Quetzal Copper Announces Brokered Private Placement Offering to Raise $3.0 Million

Quetzal Copper Corp. (TSXV: Q) ("Quetzal" or the "Company") a North American focused copper exploration company is pleased to announce that it has entered into an agreement with Independent Trading Group ("ITG") to act as lead agent and sole bookrunner in connection with a "best efforts" private placement (the "Offering") for aggregate gross proceeds of up to $3,000,000 from the sale of the following:

  • up to 6,666,666 units of the Company (the "Units") at a price of $0.15 per Unit for gross proceeds of up to $1,000,000 from the sale of Units; and
  • up to 10,526,315 common shares of the Company (the "FT Shares", and together with the Units, the "Offered Securities") at a price of $0.19 per FT Share for gross proceeds of up to $2,000,000 from the sale of FT Shares. Each FT Share will be issued as a "flow-through share" within the meaning of the Income Tax Act (Canada).

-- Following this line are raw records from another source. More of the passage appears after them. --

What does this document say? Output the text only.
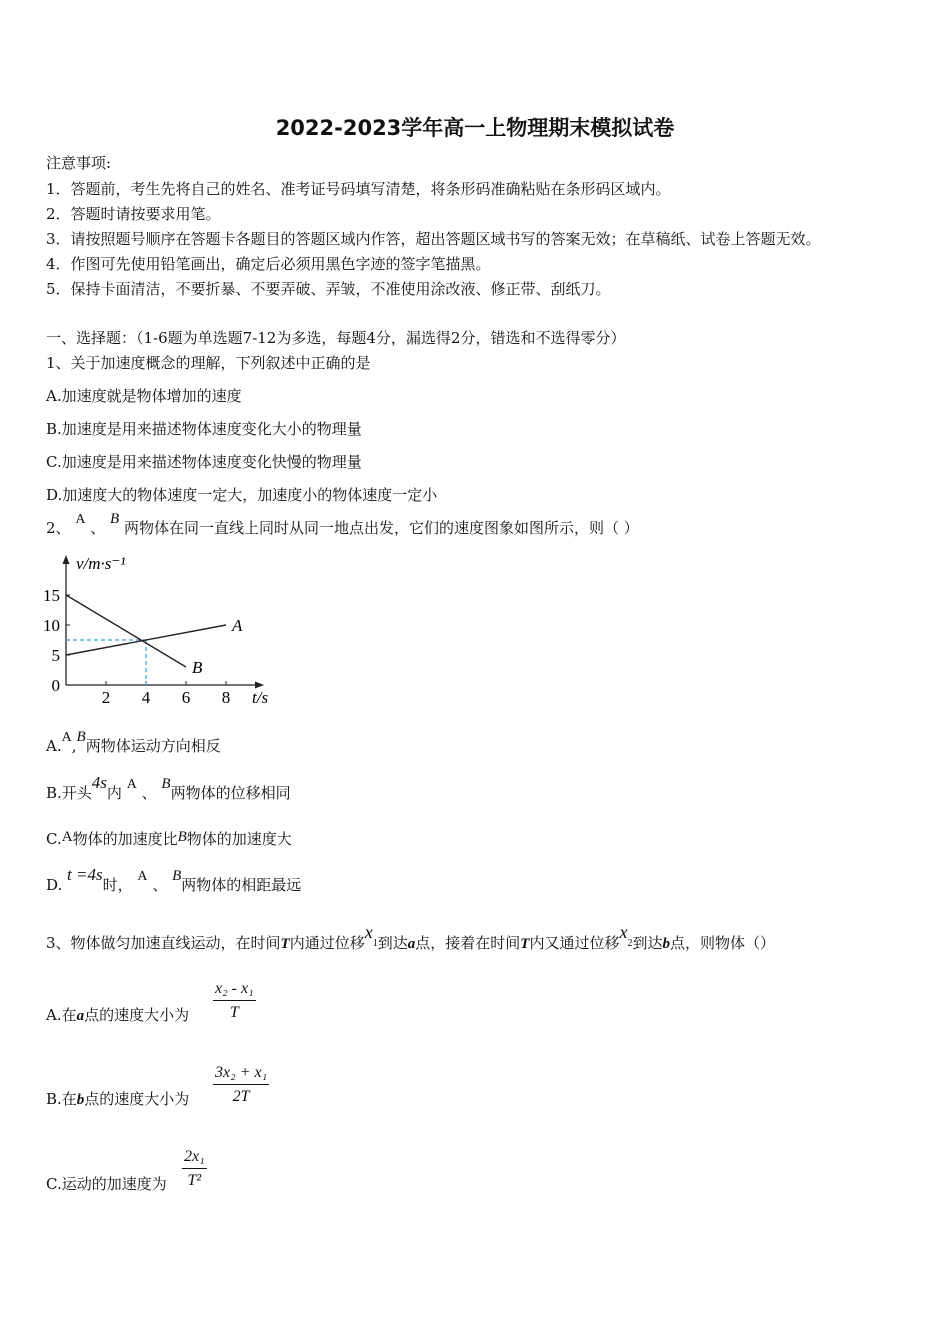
2022-2023学年高一上物理期末模拟试卷
注意事项:
1．答题前，考生先将自己的姓名、准考证号码填写清楚，将条形码准确粘贴在条形码区域内。
2．答题时请按要求用笔。
3．请按照题号顺序在答题卡各题目的答题区域内作答，超出答题区域书写的答案无效；在草稿纸、试卷上答题无效。
4．作图可先使用铅笔画出，确定后必须用黑色字迹的签字笔描黑。
5．保持卡面清洁，不要折暴、不要弄破、弄皱，不准使用涂改液、修正带、刮纸刀。
一、选择题：（1-6题为单选题7-12为多选，每题4分，漏选得2分，错选和不选得零分）
1、关于加速度概念的理解，下列叙述中正确的是
A.加速度就是物体增加的速度
B.加速度是用来描述物体速度变化大小的物理量
C.加速度是用来描述物体速度变化快慢的物理量
D.加速度大的物体速度一定大，加速度小的物体速度一定小
2、 A 、 B 两物体在同一直线上同时从同一地点出发，它们的速度图象如图所示，则（ ）
2 4 6 8
0
5
10
15
A
B
v/m·s⁻¹
t/s
A.A,B两物体运动方向相反
B.开头4s内 A 、 B两物体的位移相同
C.A物体的加速度比B物体的加速度大
D. t =4s时， A 、 B两物体的相距最远
3、物体做匀加速直线运动，在时间T内通过位移$x_1$到达a点，接着在时间T内又通过位移$x_2$到达b点，则物体（）
A.在a点的速度大小为
x₂ - x₁
T
B.在b点的速度大小为
3x₂ + x₁
2T
C.运动的加速度为
2x₁
T²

Each Unit issued under the Offering shall consist of one common share in the capital of the Company (each, a "Common Share") and one-half of one Common Share purchase warrant (each whole warrant, a "Warrant"). Each Warrant will entitle the holder thereof to acquire one Common Share at an exercise price of $0.25 per Common Share for a period of 24 months from the Closing Date (as defined below).